Ces réflexions sur notre impact environnemental nous amènent à envisager également l’utilisation de variétés végétales différentes, ne nécessitant pas ou peu d’interventions, que nous choisissons pour couvrir les sols.
Ce texte apporte aux élus des collectivités engagées dans le « zéro phyto » un soutien législatif, qui a été salué lors des auditions menées par la rapporteure.
La mise en place de plans « zéro phyto » sur l’ensemble du territoire à l’horizon de janvier 2020 semble donc être un objectif réaliste, avec une attention particulière à porter en matière de formation des agents des collectivités. Un nouveau mandat de six ans va s’ouvrir en mars prochain. Les nouveaux élus auront donc un mandat pour prendre la mesure de cette loi : cela est réaliste.

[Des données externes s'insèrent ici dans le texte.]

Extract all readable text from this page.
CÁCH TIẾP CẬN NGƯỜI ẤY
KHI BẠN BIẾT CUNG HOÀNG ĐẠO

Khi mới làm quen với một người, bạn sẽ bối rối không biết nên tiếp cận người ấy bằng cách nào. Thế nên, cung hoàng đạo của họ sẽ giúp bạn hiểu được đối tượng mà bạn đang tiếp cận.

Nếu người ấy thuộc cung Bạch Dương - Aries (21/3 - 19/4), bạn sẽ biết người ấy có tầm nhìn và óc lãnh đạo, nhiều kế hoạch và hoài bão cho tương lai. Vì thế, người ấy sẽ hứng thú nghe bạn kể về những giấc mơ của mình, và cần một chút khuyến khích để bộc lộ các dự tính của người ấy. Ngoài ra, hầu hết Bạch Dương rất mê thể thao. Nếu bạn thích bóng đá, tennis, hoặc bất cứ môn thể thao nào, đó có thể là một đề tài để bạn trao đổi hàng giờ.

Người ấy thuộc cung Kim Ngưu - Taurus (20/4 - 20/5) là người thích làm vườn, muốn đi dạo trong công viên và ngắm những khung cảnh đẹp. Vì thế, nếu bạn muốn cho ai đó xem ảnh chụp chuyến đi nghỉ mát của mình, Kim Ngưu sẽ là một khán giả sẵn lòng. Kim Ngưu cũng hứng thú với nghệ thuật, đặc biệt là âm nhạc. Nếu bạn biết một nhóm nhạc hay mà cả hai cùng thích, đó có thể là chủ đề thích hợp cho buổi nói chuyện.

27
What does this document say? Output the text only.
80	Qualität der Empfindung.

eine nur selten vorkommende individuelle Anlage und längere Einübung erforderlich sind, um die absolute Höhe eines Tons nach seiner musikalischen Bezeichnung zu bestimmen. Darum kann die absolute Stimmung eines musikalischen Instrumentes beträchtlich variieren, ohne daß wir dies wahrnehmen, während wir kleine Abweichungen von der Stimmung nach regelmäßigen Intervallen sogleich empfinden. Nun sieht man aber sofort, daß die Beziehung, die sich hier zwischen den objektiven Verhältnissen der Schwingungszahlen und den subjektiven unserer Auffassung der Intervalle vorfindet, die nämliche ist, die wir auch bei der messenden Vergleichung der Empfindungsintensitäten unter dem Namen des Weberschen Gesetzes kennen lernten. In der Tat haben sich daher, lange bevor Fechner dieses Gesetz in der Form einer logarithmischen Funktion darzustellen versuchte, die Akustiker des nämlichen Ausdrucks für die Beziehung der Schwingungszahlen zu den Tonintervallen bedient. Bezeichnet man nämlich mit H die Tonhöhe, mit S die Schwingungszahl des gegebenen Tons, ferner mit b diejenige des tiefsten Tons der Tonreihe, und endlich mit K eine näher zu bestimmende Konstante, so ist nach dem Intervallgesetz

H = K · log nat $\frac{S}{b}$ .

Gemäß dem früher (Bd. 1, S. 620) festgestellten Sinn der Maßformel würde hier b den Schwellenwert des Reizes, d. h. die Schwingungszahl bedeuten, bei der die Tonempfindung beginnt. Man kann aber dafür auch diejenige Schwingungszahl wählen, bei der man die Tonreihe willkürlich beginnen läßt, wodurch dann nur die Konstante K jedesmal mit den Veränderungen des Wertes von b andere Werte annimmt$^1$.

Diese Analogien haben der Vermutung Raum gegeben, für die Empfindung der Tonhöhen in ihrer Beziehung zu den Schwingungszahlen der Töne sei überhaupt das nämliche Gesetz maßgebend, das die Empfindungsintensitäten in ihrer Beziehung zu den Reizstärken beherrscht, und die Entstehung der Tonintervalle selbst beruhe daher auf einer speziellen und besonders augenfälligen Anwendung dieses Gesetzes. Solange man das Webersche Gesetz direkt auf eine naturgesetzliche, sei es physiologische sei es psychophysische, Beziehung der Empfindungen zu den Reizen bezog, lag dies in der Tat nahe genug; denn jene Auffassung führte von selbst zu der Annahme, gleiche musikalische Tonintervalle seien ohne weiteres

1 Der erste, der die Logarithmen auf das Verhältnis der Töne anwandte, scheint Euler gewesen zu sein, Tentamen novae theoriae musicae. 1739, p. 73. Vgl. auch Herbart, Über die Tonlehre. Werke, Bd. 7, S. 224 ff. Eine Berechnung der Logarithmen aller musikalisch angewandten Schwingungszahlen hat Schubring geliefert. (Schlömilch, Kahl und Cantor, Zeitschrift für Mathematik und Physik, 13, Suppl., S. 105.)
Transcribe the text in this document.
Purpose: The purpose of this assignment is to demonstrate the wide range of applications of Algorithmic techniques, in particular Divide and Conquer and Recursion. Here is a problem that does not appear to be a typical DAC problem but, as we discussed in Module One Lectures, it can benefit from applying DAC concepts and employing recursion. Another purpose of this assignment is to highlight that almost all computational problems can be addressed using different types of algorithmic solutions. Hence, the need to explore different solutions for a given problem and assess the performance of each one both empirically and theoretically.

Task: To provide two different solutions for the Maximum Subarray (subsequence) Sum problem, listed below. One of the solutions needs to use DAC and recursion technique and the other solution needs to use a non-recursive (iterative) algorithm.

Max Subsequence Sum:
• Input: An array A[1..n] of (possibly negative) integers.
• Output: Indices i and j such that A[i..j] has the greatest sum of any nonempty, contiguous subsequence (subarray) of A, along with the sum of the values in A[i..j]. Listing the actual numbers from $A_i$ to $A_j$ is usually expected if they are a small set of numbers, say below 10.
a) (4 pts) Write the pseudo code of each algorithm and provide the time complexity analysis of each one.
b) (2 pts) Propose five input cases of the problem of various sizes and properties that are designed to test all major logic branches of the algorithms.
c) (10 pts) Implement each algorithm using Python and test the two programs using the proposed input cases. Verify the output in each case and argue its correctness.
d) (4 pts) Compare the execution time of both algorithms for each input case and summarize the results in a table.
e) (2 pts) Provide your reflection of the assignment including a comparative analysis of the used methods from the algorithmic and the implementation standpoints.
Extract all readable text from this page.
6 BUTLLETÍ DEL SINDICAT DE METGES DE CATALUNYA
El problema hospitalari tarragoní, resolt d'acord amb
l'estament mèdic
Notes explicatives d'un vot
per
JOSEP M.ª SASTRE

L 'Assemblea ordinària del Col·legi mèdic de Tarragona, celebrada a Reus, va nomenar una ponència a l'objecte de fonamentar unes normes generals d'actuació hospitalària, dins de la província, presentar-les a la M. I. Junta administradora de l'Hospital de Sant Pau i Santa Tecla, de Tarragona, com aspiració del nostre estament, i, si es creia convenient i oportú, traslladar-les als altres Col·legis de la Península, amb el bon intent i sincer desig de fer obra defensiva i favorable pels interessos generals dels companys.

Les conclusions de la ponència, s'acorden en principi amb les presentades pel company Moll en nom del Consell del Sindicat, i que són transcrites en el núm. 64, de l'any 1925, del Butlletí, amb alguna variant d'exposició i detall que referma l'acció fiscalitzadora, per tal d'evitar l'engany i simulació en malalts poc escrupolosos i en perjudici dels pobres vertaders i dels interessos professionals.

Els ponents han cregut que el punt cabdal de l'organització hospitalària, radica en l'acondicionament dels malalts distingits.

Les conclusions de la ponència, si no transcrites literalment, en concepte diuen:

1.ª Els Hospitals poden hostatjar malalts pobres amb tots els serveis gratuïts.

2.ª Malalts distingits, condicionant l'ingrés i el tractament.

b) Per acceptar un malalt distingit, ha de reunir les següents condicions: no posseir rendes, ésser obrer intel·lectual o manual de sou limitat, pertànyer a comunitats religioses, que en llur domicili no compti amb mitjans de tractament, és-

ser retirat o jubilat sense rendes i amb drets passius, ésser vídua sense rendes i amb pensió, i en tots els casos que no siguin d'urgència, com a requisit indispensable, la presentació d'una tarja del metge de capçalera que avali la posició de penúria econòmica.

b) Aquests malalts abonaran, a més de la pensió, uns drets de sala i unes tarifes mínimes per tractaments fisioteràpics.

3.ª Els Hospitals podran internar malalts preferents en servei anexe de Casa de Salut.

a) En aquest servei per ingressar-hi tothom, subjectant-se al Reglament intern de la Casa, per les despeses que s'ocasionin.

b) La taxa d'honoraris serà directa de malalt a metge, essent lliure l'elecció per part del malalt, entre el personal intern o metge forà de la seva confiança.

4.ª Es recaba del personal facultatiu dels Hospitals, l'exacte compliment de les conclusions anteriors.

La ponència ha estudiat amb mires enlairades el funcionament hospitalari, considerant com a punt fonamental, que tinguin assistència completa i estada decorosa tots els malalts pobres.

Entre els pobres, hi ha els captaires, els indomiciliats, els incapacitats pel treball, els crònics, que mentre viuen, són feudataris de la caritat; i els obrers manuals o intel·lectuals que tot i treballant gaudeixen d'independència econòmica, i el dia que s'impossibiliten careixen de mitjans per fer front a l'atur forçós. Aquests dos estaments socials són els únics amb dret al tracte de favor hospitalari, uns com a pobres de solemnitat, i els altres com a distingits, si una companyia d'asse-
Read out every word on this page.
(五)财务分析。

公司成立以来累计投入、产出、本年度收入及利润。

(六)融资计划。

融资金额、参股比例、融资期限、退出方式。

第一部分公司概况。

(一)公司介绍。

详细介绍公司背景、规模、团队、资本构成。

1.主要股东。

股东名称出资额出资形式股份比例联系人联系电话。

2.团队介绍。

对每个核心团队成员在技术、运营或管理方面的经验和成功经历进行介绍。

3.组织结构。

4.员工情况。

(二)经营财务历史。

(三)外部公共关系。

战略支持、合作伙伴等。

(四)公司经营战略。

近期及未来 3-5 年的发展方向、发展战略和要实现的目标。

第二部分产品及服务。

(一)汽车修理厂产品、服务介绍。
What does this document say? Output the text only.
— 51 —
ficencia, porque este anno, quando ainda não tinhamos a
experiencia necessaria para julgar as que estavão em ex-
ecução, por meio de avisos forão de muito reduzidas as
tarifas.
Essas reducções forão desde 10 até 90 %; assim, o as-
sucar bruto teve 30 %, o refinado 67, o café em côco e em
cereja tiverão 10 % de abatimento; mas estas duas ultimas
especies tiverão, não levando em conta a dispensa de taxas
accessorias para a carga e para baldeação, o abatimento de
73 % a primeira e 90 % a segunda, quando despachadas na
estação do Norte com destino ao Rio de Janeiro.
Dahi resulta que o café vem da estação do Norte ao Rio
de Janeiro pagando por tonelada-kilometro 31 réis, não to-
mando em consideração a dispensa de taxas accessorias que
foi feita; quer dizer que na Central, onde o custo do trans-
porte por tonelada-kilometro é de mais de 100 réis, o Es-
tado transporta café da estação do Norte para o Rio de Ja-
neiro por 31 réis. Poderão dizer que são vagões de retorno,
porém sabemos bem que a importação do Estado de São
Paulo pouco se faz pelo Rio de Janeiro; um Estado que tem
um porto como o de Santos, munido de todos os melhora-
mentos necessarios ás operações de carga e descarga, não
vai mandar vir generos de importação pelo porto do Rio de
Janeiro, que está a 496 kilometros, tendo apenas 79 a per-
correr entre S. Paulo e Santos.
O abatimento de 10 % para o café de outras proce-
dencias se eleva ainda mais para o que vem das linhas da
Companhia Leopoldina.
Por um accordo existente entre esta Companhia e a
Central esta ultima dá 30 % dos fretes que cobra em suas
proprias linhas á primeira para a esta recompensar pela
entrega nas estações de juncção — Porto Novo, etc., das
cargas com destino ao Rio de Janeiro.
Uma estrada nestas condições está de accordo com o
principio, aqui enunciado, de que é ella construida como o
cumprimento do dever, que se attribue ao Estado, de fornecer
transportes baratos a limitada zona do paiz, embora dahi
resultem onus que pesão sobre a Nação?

Les élus locaux devront aussi veiller à informer les citoyens des démarches entreprises. Un changement des mentalités ne pourra se faire qu’avec une bonne pédagogie.
Je souhaite revenir sur les avancées obtenues au Sénat sur cette proposition de loi. Les sénateurs ont élargi le champ des alternatives aux produits phytosanitaires. Ils ont aussi prévu une dérogation pour la lutte contre la propagation des organismes nuisibles en cas de danger sanitaire. Le champ d’application de cette proposition de loi a été restreint, notamment pour des raisons de sécurité publique. Enfin, les dates d’entrée en vigueur ont été repoussées, afin de laisser le temps aux personnes publiques comme aux industriels de se préparer à cette transition.
Cette proposition de loi s’inscrit dans le cadre des engagements du Gouvernement, comme l’a rappelé notre cher ministre tout à l’heure. Nous aborderons également cette question lorsque nous débattrons du projet de loi sur la biodiversité, à venir cette année.
Je souhaite donc saluer cette proposition de loi déposée par nos collègues écologistes, dans la mesure où elle envoie un signal fort aux industriels, aux collectivités ainsi qu’aux citoyens. Equilibré, pragmatique et réaliste, ce texte doit constituer une étape dans notre action pour lutter contre l’utilisation des pesticides. Je vous invite donc à un vote conforme de ce texte.